The Secret Life of Plants and Trees
Agil Abdullayev, Tatiana Fiodorova-Lefter, Hori Izhaki

An exhibition of the Büchsenhausen Fellowship Program for Art and Theory 2023–24.
curated by: Andrei Siclodi
with:
Agil Abdullayev
Tatiana Fiodorova-Lefter
Hori Izhaki
EXHIBITION DATES:
24 May – 10 August 2024
KUNSTPAVILLON
Rennweg 8a, 6020 Innsbruck
The concluding exhibition of the Büchsenhausen Fellowship Program for Art and Theory 2023-24 explores today’s growing antagonisms and shifts in identity politics. Decolonial
questioning of (post)Soviet identity formation, queer cruising practices in repressive societies, and the (im)possibility of socio-political identity constructions as an Arab Jew in the
context of Israel-Palestine are central themes that unfold in the respective works with the help of and in dialogue with botanical actors.
Büchsenhausen Fellows 2023-24:
Agil Abdullayev is an interdisciplinary artist from Azerbaijan, manifesting their practice through film, paintings, and performance. The semi-biographical practice of Agil examines the not-well-documented queer history of South Caucasus and how socio-political domination has shaped it in Azerbaijan and other South Caucasian countries. Their films read the queer body as an archive that addresses queer anxieties; often referring to escapism and queer utopia, they aim to create a space for possibilities where representations of queer narratives can be disrupted, re-articulated, and reinvented.
Agil holds a BA of Fine Arts from Nottingham Trent University and took part in the Skowhegan School of Painting and Sculpture. They have been awarded by the Prince Claus Foundation and SudKultur Fund and have exhibited at the Liverpool Biennial, The Wrong Biennial, South London Gallery, Photographers’ Gallery, Tate Modern, Asian Art Museum, Peabody Essex Museum, Goethe Institut in Baku and Tbilisi, and MoMA Tbilisi.
https://agilabdullayev.info/
Tatiana Fiodorova-Lefter is an artist, cultural worker, curator, and teacher from the Republic of Moldova. As an artist, she uses a wide variety of media, including drawing, painting, installation, photography, and performance art, makes artist books and realizes interdisciplinary projects. She works with participatory social practices to engage with and comment on contemporary political and social issues. Driven by her interest in social and political history, she focuses on the post-Soviet transition as well as issues of gender and post-Soviet identity, and engages with questions of colonialism and globalization. Positioning herself as a post-socialist subject, the artist relates to a critical discourse for understanding her identity through post-soviet experience in the frame of everyday global coloniality, understood as an integral feature of modernity. According to Fiodorova-Lefter, this subject is placed in a rapidly changing post-capitalist world that has been experiencing colossal, contradictory, and complex transformations for the past three decades. By critically assessing the situation of assigning each person a specific place in the existing world hierarchy, the artist questions her role in this new global world architecture. Since 2008, her work has been presented in solo and group exhibitions and festivals across Europe. In 2023 she created the Nomad Bureau for Art Research – a platform and nomadic artist-run space in Chisinau.

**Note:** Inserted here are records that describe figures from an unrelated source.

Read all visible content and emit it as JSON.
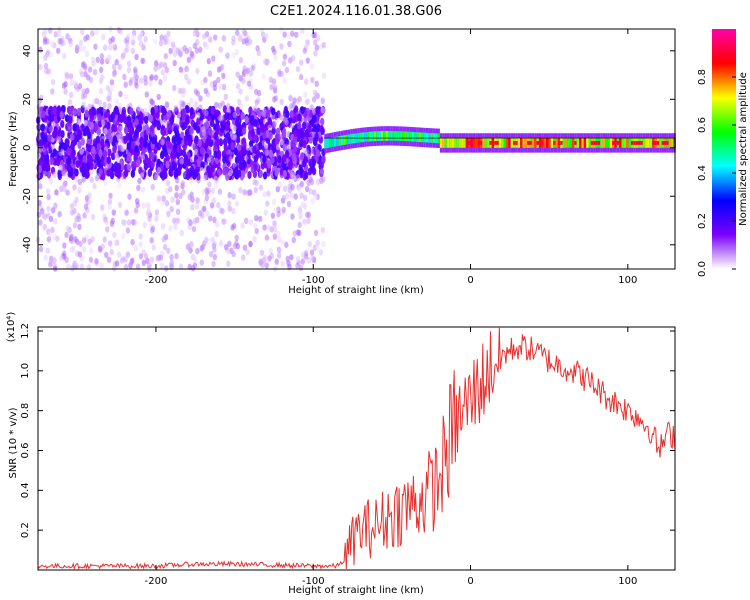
{
  "title": "C2E1.2024.116.01.38.G06",
  "chart_data": [
    {
      "type": "heatmap",
      "xlabel": "Height of straight line (km)",
      "ylabel": "Frequency (Hz)",
      "xlim": [
        -275,
        130
      ],
      "ylim": [
        -50,
        49
      ],
      "x_ticks": [
        -200,
        -100,
        0,
        100
      ],
      "y_ticks": [
        -40,
        -20,
        0,
        20,
        40
      ],
      "colorbar": {
        "label": "Normalized spectral amplitude",
        "range": [
          0,
          1
        ],
        "ticks": [
          "0.0",
          "0.2",
          "0.4",
          "0.6",
          "0.8"
        ],
        "colors": [
          "#ffffff",
          "#7b00ff",
          "#0000ff",
          "#00ffff",
          "#00ff00",
          "#ffff00",
          "#ff0000",
          "#ff00aa"
        ]
      },
      "regions": [
        {
          "x_range": [
            -275,
            -93
          ],
          "description_level": "noisy",
          "core_freq_hz": [
            -10,
            10
          ],
          "core_amplitude": 0.15,
          "background_amplitude": 0.05
        },
        {
          "x_range": [
            -93,
            130
          ],
          "description_level": "coherent",
          "line_freq_hz": 2,
          "core_amplitude": 0.9
        }
      ],
      "grid": false
    },
    {
      "type": "line",
      "xlabel": "Height of straight line (km)",
      "ylabel": "SNR (10 * v/v)",
      "y_multiplier": "(x10⁴)",
      "xlim": [
        -275,
        130
      ],
      "ylim": [
        0,
        1.22
      ],
      "x_ticks": [
        -200,
        -100,
        0,
        100
      ],
      "y_ticks": [
        "0.2",
        "0.4",
        "0.6",
        "0.8",
        "1.0",
        "1.2"
      ],
      "color": "#e8312f",
      "series": [
        {
          "name": "",
          "x": [
            -275,
            -250,
            -225,
            -200,
            -175,
            -150,
            -125,
            -100,
            -85,
            -80,
            -75,
            -70,
            -60,
            -50,
            -40,
            -30,
            -20,
            -15,
            -10,
            -5,
            0,
            5,
            10,
            15,
            20,
            25,
            30,
            35,
            40,
            45,
            50,
            55,
            60,
            65,
            70,
            75,
            80,
            85,
            90,
            95,
            100,
            105,
            110,
            115,
            120,
            125,
            130
          ],
          "values": [
            0.02,
            0.02,
            0.02,
            0.02,
            0.03,
            0.03,
            0.025,
            0.02,
            0.02,
            0.05,
            0.15,
            0.2,
            0.22,
            0.28,
            0.32,
            0.36,
            0.45,
            0.6,
            0.72,
            0.8,
            0.85,
            0.92,
            0.98,
            1.05,
            1.08,
            1.1,
            1.12,
            1.12,
            1.1,
            1.08,
            1.05,
            1.03,
            1.02,
            1.0,
            0.98,
            0.95,
            0.92,
            0.88,
            0.85,
            0.83,
            0.8,
            0.78,
            0.74,
            0.7,
            0.6,
            0.68,
            0.68
          ]
        }
      ],
      "grid": false
    }
  ]
}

www.tatianafiodorova.wordpress.com
https://www.instagram.com/tfiodorova_lefter/
Hori Izhaki is a multidisciplinary artist from Tel Aviv Jaffa, who is currently based in Berlin. Her work has been shown in solo and group exhibitions in museums, galleries, festivals and art fairs in the Middle East and around Europe, including the Jewish Museum Berlin, Volkskundemuseum Wien and the CLB Gallery Berlin.
With her art, she arrives in temporal mechanisms, structures and arrangements she builds to fall and fail (like any utopia). Inspired by the mechanisms of sociological phenomena, their grounding in social rituals and the possibility to play with them, she investigates issues of identity in relation to memory (collective as personal), colonialism of the (female) body, its representation and trauma.
For Izhaki, nesting her works between disciplines is a choice aiding interrogation. Embracing the unresolvable question of what starts what, the media emerges from the theme and the theme is born from the media. She works with performance, installation, language, video, sculpture and temporarily emerging communities of participation in the intersection between the natural, the technological and the symbolic.